Yesterday I watched the show Anderson. It was only the second time I’ve ever seen the show and this one was about a mom and her hoarding issues. She was a regular mom with piles and piles and piles of stuff. I found it so interesting that she viewed her stuff with a similar love that you would have for a child. The idea of throwing something away for her hurt as if she was giving away her own flesh and blood. Those are some intense emotions for the things. I can imagine that to be just as overwhelming as all the stuff.
When Anderson showed this mom the video footage of her home, you could tell she was surprised. When Anderson asked about her reaction, she replied “this is the place I go to everyday for solace and that’s what I live with but I don’t always see it”. She then said “I see a ton of stuff with no where to put it. I use all of it”. Denial. She had enough piles of clothing in that house that even if she wore something different every day for a couple of years she still wouldn’t be using all of it. The Professional Organizer hired to help her found many many pieces of clothing with the tags still on.
And then I thought of another show I’ve been watching lately, the new one with Peter Walsh called Extreme Clutter. Over and over again Peter talks about the power stuff can have over our lives. We allow it to keep us from living in the present and truly living in the now. We allow the stuff to call the shots and push us around until we are “living” in a fraction of the house we own thinking we just don’t have enough space. The stuff holds us captive, and can be crippling. Then when we can’t take it anymore, rather than deal with it once and for all, we rent storage units and transfer the stuff to there just so we don’t have to think about it anymore.
Cluttered = procrastinated decisions
Do you know that North American’s spend over 20 billion a year on storage facilities? 20 BILLION DOLLARS! A YEAR! Wowsa, let’s let that sink in for a moment. I learned this staggering stat while watching yet another show called the Million Dollar Neighborhood, where a community in BC, Canada attempts to get out of debt. One couple had two storage units full of stuff that simply sat there collecting dust, they hadn’t used any of it in years. In all the years that they’d had these units the amount they paid for them was over 5 figures and yet they had no retirement fund to speak of. They’d never stopped to think about it, the stuff had that much pull over them. One of the show’s challenges was to have a huge community garage sale together. When it was all over it was so moving to watch how relieved families were to not to be burdened by their stuff anymore. And the couple with the two storage units were beyond ecstatic to have such a huge weight lifted off their shoulders. A weight they didn’t even know was there until it had been removed. Very emotional.
Recently I had to make some storage decisions in my own home. And while it was on a much smaller scale I did realize that the shelves my basket and bins “in waiting” were taking up could definitely be used for things I do use regularly. You’ll remember that just a couple of months ago I purged some baskets from this area but it was time to do it again. It was fine if I didn’t need the storage space but I do so the decision was made to part with even more of my baskets. You know how I love my baskets!!

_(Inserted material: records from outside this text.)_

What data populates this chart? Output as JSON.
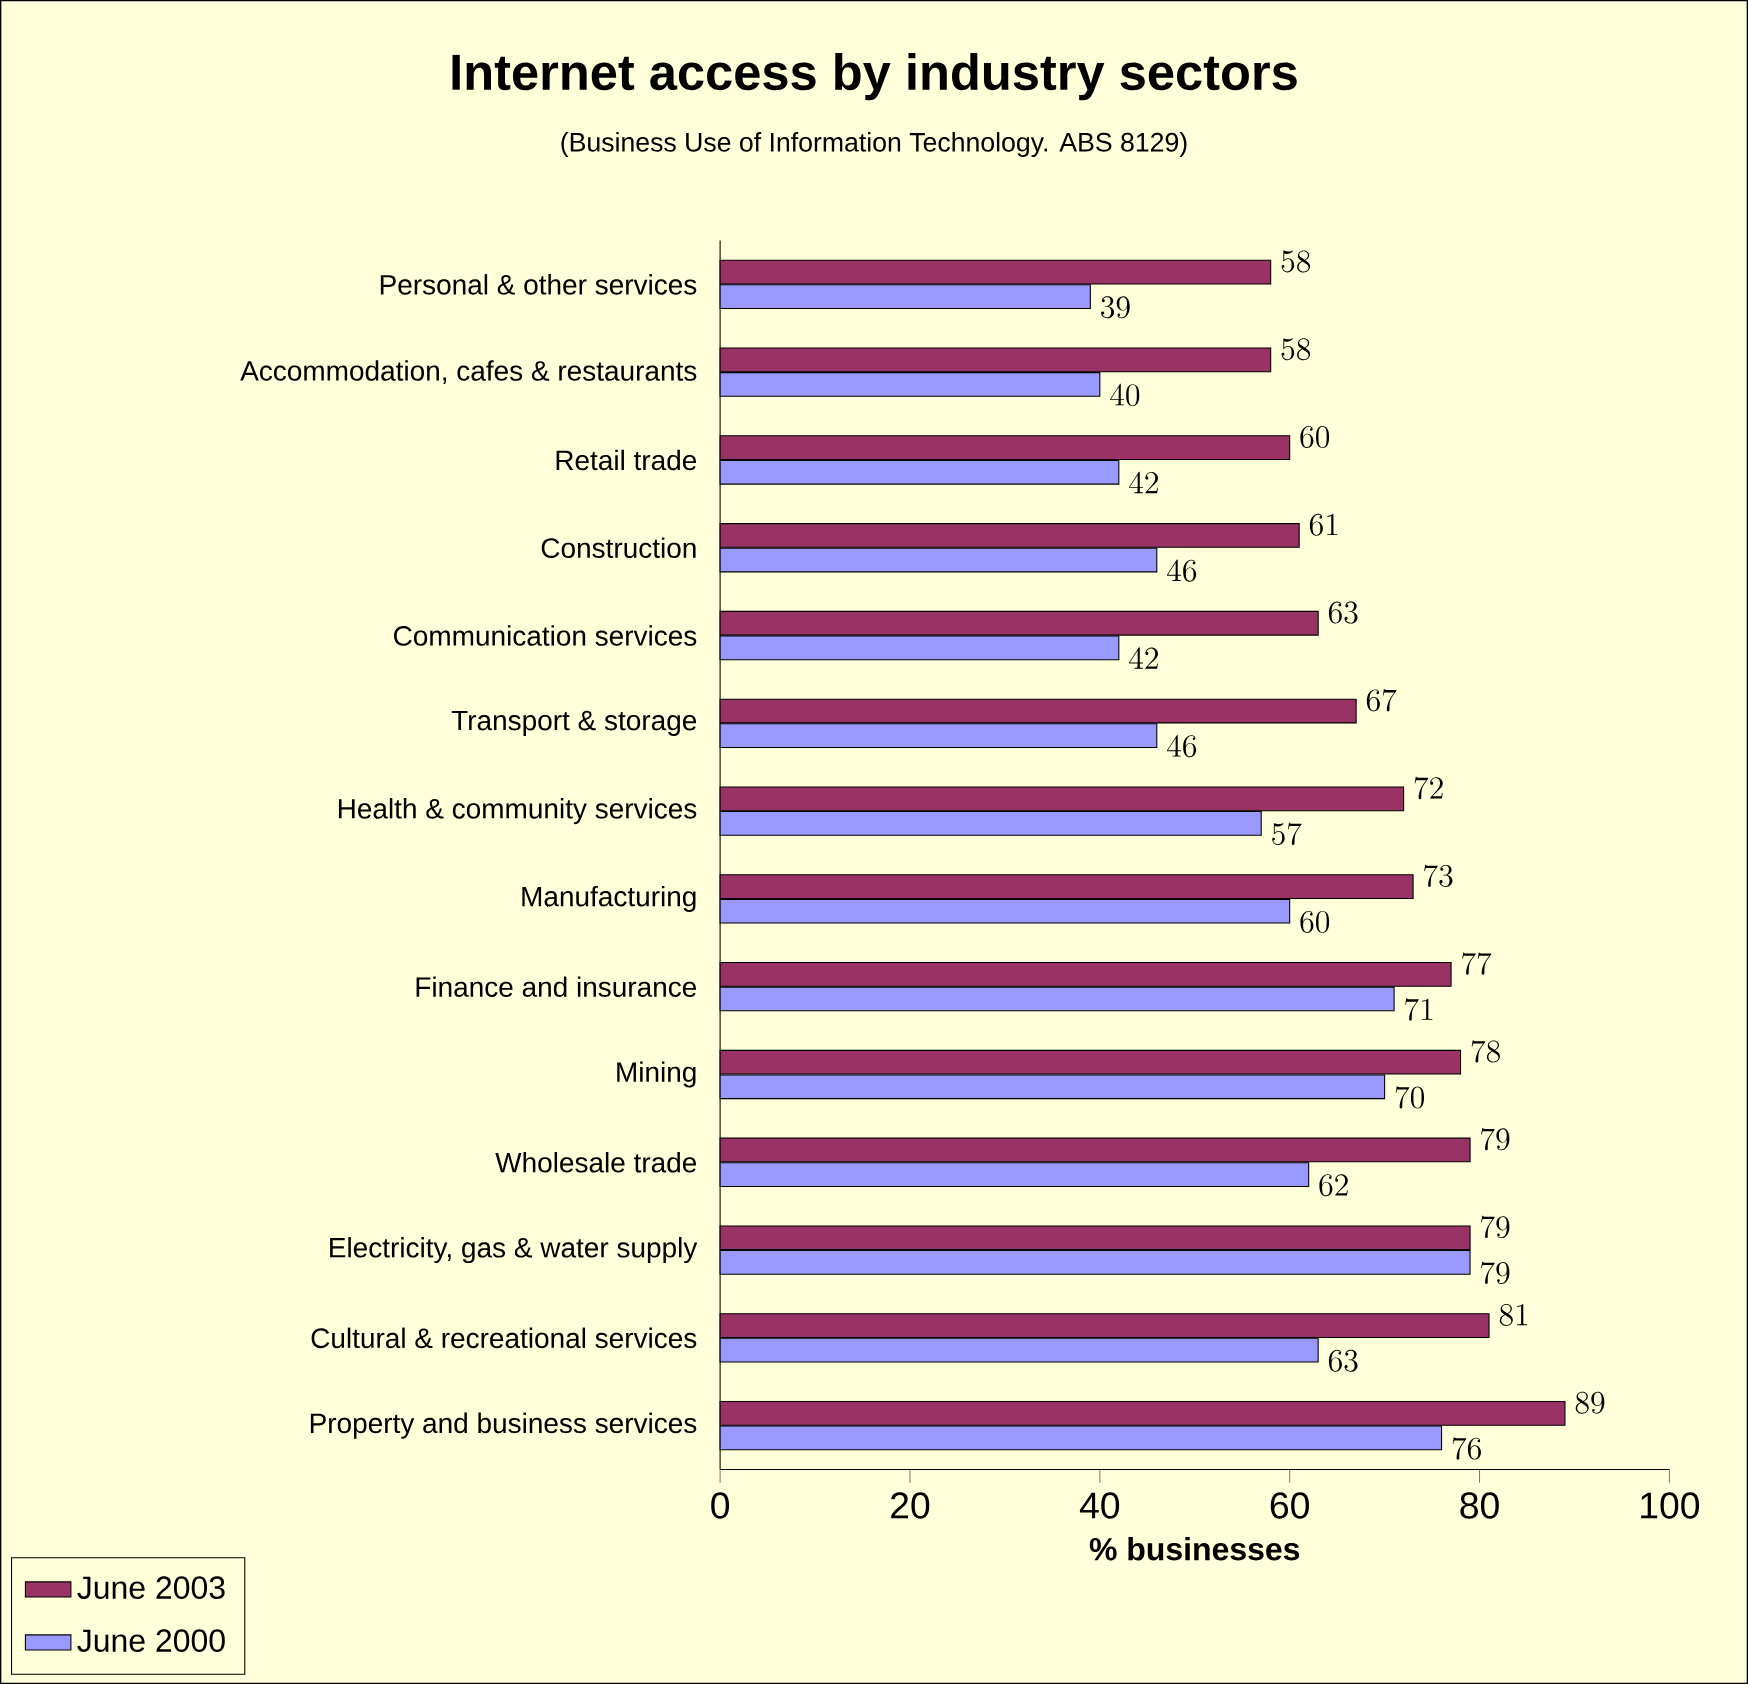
{
  "chart_data": {
    "type": "bar",
    "orientation": "horizontal",
    "title": "Internet access by industry sectors",
    "subtitle": "(Business Use of Information Technology. ABS 8129)",
    "xlabel": "% businesses",
    "categories": [
      "Personal & other services",
      "Accommodation, cafes & restaurants",
      "Retail trade",
      "Construction",
      "Communication services",
      "Transport & storage",
      "Health & community services",
      "Manufacturing",
      "Finance and insurance",
      "Mining",
      "Wholesale trade",
      "Electricity, gas & water supply",
      "Cultural & recreational services",
      "Property and business services"
    ],
    "series": [
      {
        "name": "June 2003",
        "color": "#993366",
        "values": [
          58,
          58,
          60,
          61,
          63,
          67,
          72,
          73,
          77,
          78,
          79,
          79,
          81,
          89
        ]
      },
      {
        "name": "June 2000",
        "color": "#9999ff",
        "values": [
          39,
          40,
          42,
          46,
          42,
          46,
          57,
          60,
          71,
          70,
          62,
          79,
          63,
          76
        ]
      }
    ],
    "xlim": [
      0,
      100
    ],
    "xticks": [
      0,
      20,
      40,
      60,
      80,
      100
    ],
    "data_labels": true,
    "legend": "bottom left",
    "grid": false
  }
}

My stash is almost next to nothing now. I’ve come a long way from my “container for my containers” days:
Do not be burdened by the stuff. Don’t give it more power than it deserves.
If you are having trouble making these decisions, please ask someone for help. Whether it be a friend, family member or professional, it’s amazing what happens when we try to explain out loud to someone else our reasoning for wanting to keep something. It might even be the first time you hear yourself say it and it can be very powerful. Try saying it to yourself in a mirror even.
While going through the list of challenge participants I loved what Elizabeth from Ready, Set, Simplify had to say. “Part of this project will be analyzing what happened and coming up with some solutions to prevent it from happening again”.
To do this, ask yourself some questions:
1. What am I hanging onto today that takes up valuable space that could be used for more needed purposes?
2. What am I allowing to rule my roost? Is the stuff calling all the shots?
3. What isn’t working? How can I make it better? Why do I want to make it better?
4. What is working? Why am I able to maintain these particular solutions and not others?
5. Am I trying to organize clutter to avoid making the tough decisions about my stuff?
6. Am I really seeing my clutter or am I in denial? Looking at pictures of your space really helps!
7. Do you have a storage unit? How long have you had it? Could you say what was in it? Is it worth it?
I would love to hear some of your answers!